From 1885 to 1897 Smith was Chief Engineer for the City of Portland, Oregon, Water Works. In January, 1886, at the request of the Portland Water Committee, Isaac Smith led a survey to discover a new water source for Portland. He designed and supervised the building of the 24 mi pipeline from the newly surveyed Bull Run Reservoir to Portland, from which the city still gets its drinking water. For several months the survey party fought through country described by another member of the survey team as "rugged wilderness, unsurveyed and unknown. The only trails are those of elk, deer, etc. There is not a trace of civilization in any direction."

==Death==
"The Colonel", as he was called, was extremely dedicated to his work. He took to his bed on Christmas Day 1896 with pneumonia. Over the next three days he suffered bouts of chills and fever. His last words before death were, "How is the wingdam in the Sandy River getting along?
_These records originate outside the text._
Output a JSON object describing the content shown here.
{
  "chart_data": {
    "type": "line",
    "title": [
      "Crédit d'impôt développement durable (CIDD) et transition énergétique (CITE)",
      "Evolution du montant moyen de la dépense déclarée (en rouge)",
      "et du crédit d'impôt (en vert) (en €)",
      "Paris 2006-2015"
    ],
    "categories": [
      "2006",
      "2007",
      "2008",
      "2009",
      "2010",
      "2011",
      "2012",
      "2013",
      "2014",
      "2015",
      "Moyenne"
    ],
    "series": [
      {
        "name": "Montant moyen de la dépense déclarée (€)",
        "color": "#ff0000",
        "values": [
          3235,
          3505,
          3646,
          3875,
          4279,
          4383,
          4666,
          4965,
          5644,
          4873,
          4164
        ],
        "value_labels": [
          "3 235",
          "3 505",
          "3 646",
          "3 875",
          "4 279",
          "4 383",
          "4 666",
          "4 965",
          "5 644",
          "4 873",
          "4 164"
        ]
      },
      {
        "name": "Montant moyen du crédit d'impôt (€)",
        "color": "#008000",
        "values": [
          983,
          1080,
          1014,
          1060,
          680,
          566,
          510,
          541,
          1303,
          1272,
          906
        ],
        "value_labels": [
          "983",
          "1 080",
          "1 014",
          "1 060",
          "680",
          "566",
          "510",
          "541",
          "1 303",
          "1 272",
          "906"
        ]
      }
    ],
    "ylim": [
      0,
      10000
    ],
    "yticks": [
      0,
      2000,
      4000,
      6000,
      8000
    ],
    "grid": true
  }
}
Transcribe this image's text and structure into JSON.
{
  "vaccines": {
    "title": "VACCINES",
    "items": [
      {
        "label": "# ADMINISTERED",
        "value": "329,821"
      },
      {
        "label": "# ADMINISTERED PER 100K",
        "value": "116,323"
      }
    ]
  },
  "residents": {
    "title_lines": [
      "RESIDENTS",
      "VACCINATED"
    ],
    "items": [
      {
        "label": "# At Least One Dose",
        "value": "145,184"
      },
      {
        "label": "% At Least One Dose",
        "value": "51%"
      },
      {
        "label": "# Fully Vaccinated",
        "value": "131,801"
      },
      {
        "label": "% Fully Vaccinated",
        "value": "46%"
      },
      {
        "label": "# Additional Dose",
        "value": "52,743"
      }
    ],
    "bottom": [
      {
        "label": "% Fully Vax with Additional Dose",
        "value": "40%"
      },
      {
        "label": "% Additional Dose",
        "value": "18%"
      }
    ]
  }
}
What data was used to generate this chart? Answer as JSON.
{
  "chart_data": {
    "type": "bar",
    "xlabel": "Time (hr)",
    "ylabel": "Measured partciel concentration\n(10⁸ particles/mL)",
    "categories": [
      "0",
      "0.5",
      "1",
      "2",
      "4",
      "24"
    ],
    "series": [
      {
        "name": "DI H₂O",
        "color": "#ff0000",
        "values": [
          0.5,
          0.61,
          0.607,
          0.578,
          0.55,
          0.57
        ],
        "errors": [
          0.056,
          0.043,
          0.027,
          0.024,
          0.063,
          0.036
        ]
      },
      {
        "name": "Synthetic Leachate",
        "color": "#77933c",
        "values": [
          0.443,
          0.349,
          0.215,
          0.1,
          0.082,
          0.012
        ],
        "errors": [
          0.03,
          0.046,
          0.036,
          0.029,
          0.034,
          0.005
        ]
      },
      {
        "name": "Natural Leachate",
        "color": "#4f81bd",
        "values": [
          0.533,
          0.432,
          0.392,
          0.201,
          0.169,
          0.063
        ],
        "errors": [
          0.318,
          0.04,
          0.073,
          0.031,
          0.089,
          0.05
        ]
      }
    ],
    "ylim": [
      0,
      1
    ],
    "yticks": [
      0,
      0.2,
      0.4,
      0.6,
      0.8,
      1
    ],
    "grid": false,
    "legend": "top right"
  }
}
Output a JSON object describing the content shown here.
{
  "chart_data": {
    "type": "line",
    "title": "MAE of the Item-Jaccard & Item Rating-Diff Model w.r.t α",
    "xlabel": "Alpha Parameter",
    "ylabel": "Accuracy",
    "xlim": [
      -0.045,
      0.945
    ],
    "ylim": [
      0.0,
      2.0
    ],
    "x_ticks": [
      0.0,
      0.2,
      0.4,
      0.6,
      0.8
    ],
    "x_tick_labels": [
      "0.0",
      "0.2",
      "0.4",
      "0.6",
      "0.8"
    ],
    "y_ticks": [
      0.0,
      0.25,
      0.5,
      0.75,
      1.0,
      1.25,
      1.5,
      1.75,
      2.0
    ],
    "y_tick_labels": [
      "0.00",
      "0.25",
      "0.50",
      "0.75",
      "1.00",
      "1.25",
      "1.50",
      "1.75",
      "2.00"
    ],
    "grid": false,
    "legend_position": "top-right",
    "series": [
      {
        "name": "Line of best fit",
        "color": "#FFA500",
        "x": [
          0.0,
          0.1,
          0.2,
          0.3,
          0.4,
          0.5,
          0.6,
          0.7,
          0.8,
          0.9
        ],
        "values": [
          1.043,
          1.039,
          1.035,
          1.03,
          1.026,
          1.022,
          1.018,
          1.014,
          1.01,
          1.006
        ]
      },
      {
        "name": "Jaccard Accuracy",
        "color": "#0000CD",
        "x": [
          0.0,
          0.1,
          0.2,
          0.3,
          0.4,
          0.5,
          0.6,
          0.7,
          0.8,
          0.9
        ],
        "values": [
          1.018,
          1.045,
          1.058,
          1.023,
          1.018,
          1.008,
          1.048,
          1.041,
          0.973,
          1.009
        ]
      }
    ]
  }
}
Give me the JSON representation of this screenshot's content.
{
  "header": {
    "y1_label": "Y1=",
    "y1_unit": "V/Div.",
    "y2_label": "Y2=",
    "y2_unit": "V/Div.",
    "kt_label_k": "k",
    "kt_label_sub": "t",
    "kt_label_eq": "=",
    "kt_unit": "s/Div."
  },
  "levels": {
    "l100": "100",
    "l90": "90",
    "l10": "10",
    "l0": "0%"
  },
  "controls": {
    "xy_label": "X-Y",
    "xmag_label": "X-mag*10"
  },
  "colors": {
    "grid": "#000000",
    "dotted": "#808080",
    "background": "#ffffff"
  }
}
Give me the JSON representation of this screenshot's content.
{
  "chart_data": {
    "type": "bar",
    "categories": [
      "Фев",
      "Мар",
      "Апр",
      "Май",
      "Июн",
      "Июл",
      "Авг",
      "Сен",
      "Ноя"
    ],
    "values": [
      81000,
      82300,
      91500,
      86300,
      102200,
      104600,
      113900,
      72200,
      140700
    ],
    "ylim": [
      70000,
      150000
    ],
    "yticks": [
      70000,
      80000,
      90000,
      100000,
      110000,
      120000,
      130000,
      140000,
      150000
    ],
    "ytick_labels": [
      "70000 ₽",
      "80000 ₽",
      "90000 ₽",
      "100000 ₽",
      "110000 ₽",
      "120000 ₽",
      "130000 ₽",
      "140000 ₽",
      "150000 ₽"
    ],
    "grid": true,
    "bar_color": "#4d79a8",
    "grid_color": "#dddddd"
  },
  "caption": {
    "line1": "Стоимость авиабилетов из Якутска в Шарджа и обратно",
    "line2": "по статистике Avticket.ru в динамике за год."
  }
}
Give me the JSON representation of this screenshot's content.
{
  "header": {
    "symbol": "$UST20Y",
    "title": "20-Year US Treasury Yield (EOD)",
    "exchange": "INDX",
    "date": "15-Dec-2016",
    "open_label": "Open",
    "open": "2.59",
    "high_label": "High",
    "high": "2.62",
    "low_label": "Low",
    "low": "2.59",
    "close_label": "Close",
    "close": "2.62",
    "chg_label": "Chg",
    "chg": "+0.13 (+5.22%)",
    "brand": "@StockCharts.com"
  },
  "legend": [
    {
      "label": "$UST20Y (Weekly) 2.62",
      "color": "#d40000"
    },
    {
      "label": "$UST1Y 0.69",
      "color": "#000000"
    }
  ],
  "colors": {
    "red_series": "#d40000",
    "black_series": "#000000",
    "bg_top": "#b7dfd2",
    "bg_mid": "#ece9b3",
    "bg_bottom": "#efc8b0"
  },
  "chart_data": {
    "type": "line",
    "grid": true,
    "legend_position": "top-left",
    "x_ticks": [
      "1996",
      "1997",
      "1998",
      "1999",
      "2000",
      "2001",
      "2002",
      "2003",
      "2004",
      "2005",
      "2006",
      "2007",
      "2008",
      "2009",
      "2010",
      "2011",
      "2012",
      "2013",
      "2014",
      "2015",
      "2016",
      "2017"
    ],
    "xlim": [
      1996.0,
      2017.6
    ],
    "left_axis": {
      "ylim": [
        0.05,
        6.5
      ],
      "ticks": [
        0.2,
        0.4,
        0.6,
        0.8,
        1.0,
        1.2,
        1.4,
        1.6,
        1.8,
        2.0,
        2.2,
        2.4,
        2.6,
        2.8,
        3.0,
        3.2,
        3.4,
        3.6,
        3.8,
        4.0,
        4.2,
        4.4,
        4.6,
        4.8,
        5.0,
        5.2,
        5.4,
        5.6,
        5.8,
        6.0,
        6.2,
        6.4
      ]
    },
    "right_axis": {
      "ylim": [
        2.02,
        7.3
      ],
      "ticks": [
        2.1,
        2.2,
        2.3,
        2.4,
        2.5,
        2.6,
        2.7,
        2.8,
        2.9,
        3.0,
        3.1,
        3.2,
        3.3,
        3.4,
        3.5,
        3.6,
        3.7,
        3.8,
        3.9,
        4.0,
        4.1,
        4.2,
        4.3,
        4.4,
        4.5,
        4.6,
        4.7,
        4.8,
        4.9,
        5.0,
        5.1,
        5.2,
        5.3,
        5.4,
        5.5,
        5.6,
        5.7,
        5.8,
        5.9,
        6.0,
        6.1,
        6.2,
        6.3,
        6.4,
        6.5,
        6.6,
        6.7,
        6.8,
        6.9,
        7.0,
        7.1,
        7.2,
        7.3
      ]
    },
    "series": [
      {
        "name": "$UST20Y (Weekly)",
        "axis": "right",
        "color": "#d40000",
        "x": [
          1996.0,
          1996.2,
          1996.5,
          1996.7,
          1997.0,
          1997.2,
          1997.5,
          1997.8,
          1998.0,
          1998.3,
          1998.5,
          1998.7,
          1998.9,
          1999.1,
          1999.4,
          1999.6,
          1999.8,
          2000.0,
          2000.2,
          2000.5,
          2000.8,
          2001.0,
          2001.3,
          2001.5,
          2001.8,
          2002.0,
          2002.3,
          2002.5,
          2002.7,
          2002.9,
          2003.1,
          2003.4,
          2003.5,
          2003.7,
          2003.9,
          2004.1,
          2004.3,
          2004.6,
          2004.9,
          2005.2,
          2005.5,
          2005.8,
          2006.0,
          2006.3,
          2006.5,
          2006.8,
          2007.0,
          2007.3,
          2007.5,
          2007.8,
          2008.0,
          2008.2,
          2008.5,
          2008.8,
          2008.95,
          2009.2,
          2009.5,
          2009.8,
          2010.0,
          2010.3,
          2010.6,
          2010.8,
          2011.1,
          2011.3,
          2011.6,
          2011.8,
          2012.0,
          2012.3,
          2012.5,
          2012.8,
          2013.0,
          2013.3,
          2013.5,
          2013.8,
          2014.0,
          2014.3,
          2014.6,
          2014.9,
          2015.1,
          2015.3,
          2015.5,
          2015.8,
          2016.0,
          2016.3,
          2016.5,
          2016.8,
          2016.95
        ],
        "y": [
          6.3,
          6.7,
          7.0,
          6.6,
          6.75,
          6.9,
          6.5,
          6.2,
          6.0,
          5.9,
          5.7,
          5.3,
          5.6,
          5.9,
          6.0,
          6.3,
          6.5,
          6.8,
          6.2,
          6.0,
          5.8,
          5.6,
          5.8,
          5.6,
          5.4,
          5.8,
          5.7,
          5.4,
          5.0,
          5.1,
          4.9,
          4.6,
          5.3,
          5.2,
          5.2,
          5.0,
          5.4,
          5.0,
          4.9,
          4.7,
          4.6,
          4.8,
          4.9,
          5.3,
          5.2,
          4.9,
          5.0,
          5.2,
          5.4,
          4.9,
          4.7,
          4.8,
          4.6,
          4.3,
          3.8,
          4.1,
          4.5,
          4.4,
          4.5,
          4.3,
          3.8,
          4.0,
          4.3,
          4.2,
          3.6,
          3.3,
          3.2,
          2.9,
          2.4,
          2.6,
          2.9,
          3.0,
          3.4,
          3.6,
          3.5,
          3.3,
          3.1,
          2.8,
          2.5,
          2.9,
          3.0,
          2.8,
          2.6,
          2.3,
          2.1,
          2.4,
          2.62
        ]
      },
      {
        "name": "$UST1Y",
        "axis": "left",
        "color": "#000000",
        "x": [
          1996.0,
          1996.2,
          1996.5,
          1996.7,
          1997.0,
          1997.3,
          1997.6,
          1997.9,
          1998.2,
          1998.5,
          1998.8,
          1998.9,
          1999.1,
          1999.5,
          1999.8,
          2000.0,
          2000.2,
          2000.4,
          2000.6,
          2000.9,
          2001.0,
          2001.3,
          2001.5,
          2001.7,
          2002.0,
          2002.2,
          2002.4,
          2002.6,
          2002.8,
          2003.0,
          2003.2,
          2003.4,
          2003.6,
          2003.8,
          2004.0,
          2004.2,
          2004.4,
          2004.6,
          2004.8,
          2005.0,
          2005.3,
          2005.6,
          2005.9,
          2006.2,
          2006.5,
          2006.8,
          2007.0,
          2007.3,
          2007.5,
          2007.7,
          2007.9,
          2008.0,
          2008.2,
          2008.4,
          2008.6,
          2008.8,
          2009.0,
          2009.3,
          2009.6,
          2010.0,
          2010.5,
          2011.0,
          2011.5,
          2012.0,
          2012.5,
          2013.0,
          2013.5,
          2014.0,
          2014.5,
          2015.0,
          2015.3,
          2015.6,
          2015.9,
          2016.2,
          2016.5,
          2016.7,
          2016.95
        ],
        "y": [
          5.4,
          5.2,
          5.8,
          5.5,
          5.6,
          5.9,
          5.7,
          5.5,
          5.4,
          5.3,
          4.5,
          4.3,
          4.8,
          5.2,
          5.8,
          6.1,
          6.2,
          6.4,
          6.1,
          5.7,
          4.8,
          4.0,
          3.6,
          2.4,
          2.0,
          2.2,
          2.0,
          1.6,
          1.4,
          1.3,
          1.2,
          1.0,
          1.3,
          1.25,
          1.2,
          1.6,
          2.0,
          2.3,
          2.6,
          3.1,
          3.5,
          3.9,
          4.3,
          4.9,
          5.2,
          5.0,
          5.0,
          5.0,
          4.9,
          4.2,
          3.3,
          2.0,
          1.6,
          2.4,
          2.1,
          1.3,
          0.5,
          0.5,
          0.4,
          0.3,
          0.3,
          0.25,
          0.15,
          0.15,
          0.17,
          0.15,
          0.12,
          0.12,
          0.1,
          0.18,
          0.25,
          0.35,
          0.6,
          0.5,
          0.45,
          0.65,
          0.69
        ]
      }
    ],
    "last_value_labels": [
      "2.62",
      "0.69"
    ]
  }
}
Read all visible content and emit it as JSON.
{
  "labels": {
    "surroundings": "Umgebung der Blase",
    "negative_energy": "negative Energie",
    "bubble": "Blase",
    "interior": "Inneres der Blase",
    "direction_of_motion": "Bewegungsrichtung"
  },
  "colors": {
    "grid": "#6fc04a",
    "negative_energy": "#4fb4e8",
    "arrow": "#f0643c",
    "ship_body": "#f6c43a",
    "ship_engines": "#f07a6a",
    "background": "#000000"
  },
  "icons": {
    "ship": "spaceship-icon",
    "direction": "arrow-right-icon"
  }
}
I hope the cost of it will not exceed the estimate of $600. I would not like to have the cost exceed the estimate." Isaac Williams Smith never married and died of pneumonia in Portland on January 1, 1897.

His obituary in The Oregonian called this devotion to duty his "sterling and unapproachable integrity…his great but unostentatious love for all created things." It went on to state that Isaac Smith was "one of nature's noblemen, a man of lofty nature, who could not stoop to give place in his large and generous heart to anything that partook of the small and petty in act or sentiment. His life was colored strongly by his sense of duty, his sterling and unapproachable integrity…"

Smith is buried in a very plain grave in section three of River View Cemetery, in the Teal family plot.

==Legacy==
Camp No. 458 (established 2003) of the Sons of Confederate Veterans in Portland, Oregon, is named after him.